Making better use of data to manage brands’ product portfolios, and thereby increasing efficiency and reducing waste, is one of the aims of EDITED. The company uses artificial intelligence (AI) driven algorithms to sort and aggregate market data, creating easy-to-use decision-making tools that reveal patterns in consumer behaviour and help brands make smart choices that limit overproduction and waste.
The company’s data tools can help to optimise inventory levels, including through smarter size management, improve merchandising and pricing – all of which helps fashion houses to reduce wasteful and costly leftover stocks, explains chief marketing officer Juliana Prather.
“It’s not as sexy, but that’s the reality – if you significantly reduce excess inventory, that’s less being produced at all levels, from energy consumption to materials that go to landfill.”
Through comparisons with other brands and products, EDITED’s data can also help customers make smart decisions about pricing, another important way to cut waste: even a garment made from sustainable materials represents unnecessary waste if it is too expensive to sell.
“If a company is launching new sustainable products, one of the big challenges for retailers to expand these programmes is to know what to charge,” Prather says. “More and more brands are seeing that they have to participate in sustainable objectives and have a profitable way to do that – which allows them to grow their (sustainable) programmes and get more management support for them.”
Meanwhile, US-based software company Optoro specialises in improving the returns process for retailers and estimates that in 2021, customers using its platform, based on cloud-based software, data and machine learning, diverted 13.1 million pounds (almost 6,000 tonnes) of waste from landfill and were able to send 95 per cent of their returned and excess inventory to reuse channels.
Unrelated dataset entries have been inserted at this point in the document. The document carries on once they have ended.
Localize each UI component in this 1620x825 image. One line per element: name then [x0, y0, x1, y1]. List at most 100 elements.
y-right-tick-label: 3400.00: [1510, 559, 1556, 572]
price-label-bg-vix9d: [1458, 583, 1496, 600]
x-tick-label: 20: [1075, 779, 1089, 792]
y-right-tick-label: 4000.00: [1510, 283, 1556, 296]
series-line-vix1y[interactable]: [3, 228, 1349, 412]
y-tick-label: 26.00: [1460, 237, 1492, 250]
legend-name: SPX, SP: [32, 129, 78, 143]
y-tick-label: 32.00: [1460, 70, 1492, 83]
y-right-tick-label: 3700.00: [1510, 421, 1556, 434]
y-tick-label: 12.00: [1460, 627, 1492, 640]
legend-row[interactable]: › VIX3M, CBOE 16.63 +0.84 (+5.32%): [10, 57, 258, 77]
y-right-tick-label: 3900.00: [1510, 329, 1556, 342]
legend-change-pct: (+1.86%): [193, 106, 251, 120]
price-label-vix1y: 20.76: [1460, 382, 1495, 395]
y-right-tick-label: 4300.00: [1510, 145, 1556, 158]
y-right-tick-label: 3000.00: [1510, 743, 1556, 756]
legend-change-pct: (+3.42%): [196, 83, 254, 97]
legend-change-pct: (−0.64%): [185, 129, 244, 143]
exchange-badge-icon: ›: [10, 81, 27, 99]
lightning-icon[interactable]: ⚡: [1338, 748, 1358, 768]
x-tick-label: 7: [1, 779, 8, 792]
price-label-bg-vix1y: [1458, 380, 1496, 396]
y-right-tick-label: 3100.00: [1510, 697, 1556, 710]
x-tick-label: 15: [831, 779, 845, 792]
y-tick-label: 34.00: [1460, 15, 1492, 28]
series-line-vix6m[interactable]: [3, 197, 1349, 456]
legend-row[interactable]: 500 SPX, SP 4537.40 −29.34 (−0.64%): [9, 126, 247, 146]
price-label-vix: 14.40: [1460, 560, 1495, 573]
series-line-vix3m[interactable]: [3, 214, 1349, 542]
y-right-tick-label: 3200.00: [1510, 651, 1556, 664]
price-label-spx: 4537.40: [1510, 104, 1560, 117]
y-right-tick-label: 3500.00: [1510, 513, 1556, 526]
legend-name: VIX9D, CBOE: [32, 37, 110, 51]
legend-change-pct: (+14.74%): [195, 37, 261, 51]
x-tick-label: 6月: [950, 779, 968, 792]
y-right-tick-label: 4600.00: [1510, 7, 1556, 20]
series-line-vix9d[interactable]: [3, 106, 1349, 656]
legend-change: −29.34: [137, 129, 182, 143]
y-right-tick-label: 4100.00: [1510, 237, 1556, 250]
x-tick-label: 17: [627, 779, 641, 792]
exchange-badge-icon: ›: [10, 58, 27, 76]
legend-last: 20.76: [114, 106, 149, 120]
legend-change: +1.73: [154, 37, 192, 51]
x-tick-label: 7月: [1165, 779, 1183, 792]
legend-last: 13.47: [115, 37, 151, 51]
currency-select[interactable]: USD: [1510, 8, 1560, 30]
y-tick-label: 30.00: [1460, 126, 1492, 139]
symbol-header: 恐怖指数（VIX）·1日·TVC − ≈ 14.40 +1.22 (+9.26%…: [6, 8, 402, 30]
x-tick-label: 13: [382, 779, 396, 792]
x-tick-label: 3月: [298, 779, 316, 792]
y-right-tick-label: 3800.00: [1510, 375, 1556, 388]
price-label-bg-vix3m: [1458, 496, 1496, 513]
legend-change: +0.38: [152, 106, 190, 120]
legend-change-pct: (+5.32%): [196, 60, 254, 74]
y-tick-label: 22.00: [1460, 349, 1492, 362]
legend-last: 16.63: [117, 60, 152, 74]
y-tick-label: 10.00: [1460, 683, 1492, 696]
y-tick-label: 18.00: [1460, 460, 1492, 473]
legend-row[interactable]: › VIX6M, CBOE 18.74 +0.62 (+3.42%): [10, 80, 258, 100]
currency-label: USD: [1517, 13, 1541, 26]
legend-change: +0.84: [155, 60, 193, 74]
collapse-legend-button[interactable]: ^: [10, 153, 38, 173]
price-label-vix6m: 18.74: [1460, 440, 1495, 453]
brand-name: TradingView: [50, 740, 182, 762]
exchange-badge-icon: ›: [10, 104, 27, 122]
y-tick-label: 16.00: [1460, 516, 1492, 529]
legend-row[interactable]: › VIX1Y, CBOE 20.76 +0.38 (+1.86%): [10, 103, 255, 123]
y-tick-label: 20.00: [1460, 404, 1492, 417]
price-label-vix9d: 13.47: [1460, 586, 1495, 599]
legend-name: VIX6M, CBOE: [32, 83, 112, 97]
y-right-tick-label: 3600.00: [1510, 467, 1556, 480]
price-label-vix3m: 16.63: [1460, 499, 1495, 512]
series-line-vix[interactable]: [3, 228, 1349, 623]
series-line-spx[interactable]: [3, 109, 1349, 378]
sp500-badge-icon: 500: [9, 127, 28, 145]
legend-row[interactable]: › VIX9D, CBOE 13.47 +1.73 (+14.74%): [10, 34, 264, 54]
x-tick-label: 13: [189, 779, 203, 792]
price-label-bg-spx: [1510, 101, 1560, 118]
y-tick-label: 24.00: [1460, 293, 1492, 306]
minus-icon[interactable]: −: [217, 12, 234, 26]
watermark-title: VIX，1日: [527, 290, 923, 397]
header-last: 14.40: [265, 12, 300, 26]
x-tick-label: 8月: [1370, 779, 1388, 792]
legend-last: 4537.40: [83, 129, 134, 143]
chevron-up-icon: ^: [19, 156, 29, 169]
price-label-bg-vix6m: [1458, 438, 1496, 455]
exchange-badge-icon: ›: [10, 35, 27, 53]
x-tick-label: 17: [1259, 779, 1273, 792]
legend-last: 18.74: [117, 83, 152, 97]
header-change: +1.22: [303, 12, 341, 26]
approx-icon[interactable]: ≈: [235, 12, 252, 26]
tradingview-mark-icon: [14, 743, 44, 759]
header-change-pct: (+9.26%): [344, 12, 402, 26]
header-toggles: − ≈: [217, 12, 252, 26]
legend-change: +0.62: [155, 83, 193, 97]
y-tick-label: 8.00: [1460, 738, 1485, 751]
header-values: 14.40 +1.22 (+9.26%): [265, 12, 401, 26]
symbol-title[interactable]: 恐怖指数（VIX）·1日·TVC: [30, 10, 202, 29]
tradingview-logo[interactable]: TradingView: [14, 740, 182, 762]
On average, its clients see a 25 per cent reduction in returns sent to landfill, the company says.
Fashion in the Metaverse
Start-up The Fabricant takes sustainability one step further – into the metaverse, specialising in digital-only clothing through photo-real 3D fashion design and animation. “We aim to show the world that clothing does not need to be physical to exist,” The Fabricant says.
Its platform allows consumers to become creators, coming up with their own unique NFT fashion items with a curated collection from brands, creators and designers. New fashion seasons are hosted and designers and brands release raw materials for creators to mint, wear or trade their garments. “The Fabricant wastes nothing but data and exploits nothing but imagination,” the digital fashion house says.
This innovative approach to fashion, which uses blockchain technology to track the provenance of garments and eliminate the risk of counterfeit, not only cuts down on waste but also democratises fashion and appeals to a younger generation instinctively at home in the digital world.
Looking ahead, there’s plenty more potential for technological innovations to shake up the fashion industry, says Diaz Schiavon: “AI and the Internet of Things, automation, 3D printing and the virtual environment are all going to revolutionise the way we consume fashion.”
However, technology does not have all the answers.
“It’s a mix of a different range of technologies, put together creatively, that has to be attached to the human factor, in the factories. Technology can make great advancements, but it can’t do it alone.”
, she adds. “We can’t buy tonnes of garments every year that are so cheap we don’t end up knowing the value of them. As long as we keep buying things like that, companies will keep selling them – it’s a business.”